Cloning and characterization of genes from Agrobacterium sp. IP I-671 involved in hydantoin degradation.

Cloning and sequencing of a 7.1 kb DNA fragment from Agrobacterium sp IP I-671 revealed seven open reading frames (ORFs) encoding D-hydantoinase, D-carbamoylase and putative hydantoin racemase, D-amino acid oxidase and NAD(P)H-flavin oxidoreductase. Two incomplete ORFs flanking the hydantoin utilization genes showed similarities to genes involved in transposition. Expression of the D-hydantoinase and D-carbamoylase gene in Escherichia coli gave mainly inactive protein concentrated in inclusion bodies, whereas homologous expression on an RSF1010 derivative increased hydantoinase and D-carbamoylase activity 2.5-fold and 10-fold, respectively, in this strain.
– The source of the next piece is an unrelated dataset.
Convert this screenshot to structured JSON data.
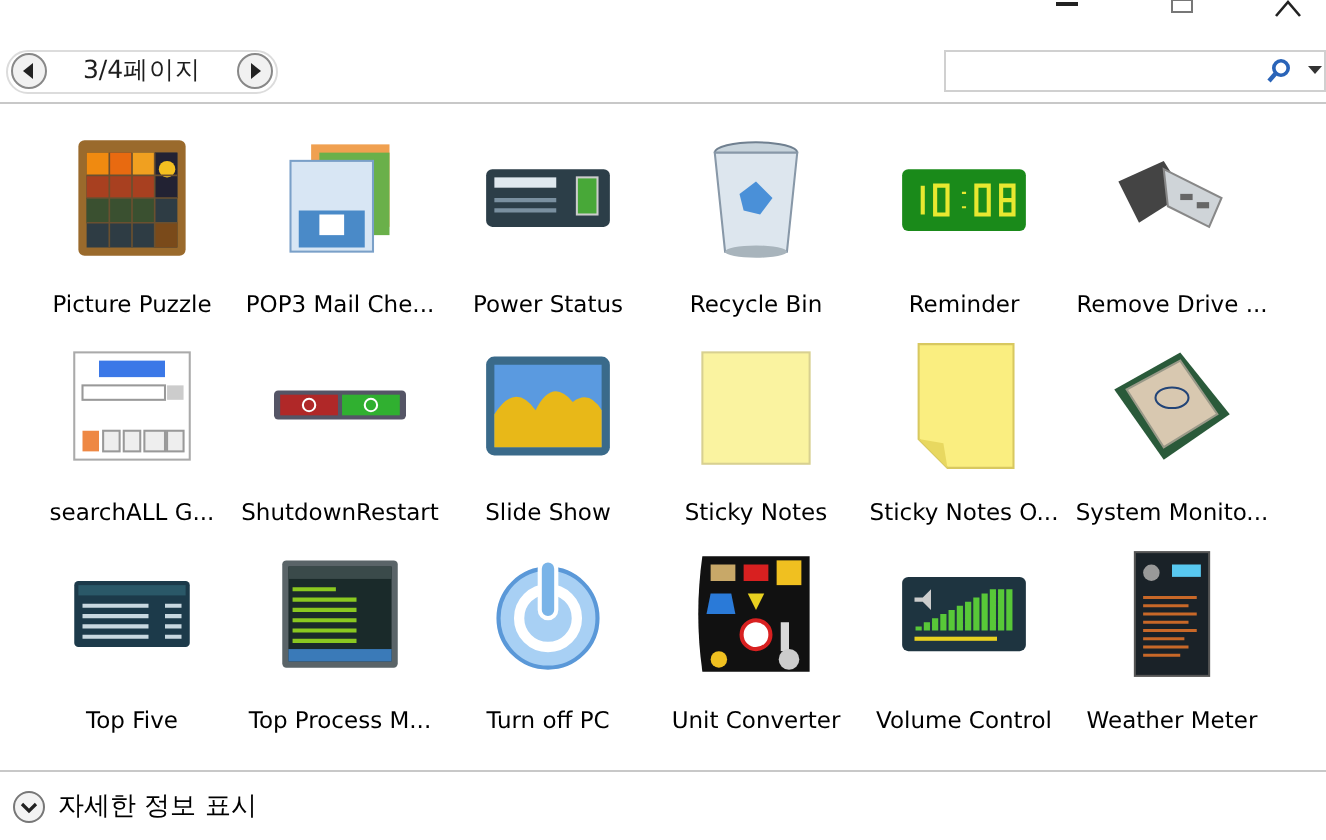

Inactivation of the D-carbamoylase gene in Agrobacterium sp IP I-671 led to a complete loss of detectable carbamoylase activity whereas the low hydantoinase activity remaining after inactivation of the D-hydantoinase gene indicated the presence of a second hydantoinase-encoding gene. Two plasmids of 80 kb and 190 kb in size were identified by pulsed-field gel electrophoresis and the cloned hydantoin utilization genes were found to be localized on the 190 kb plasmid.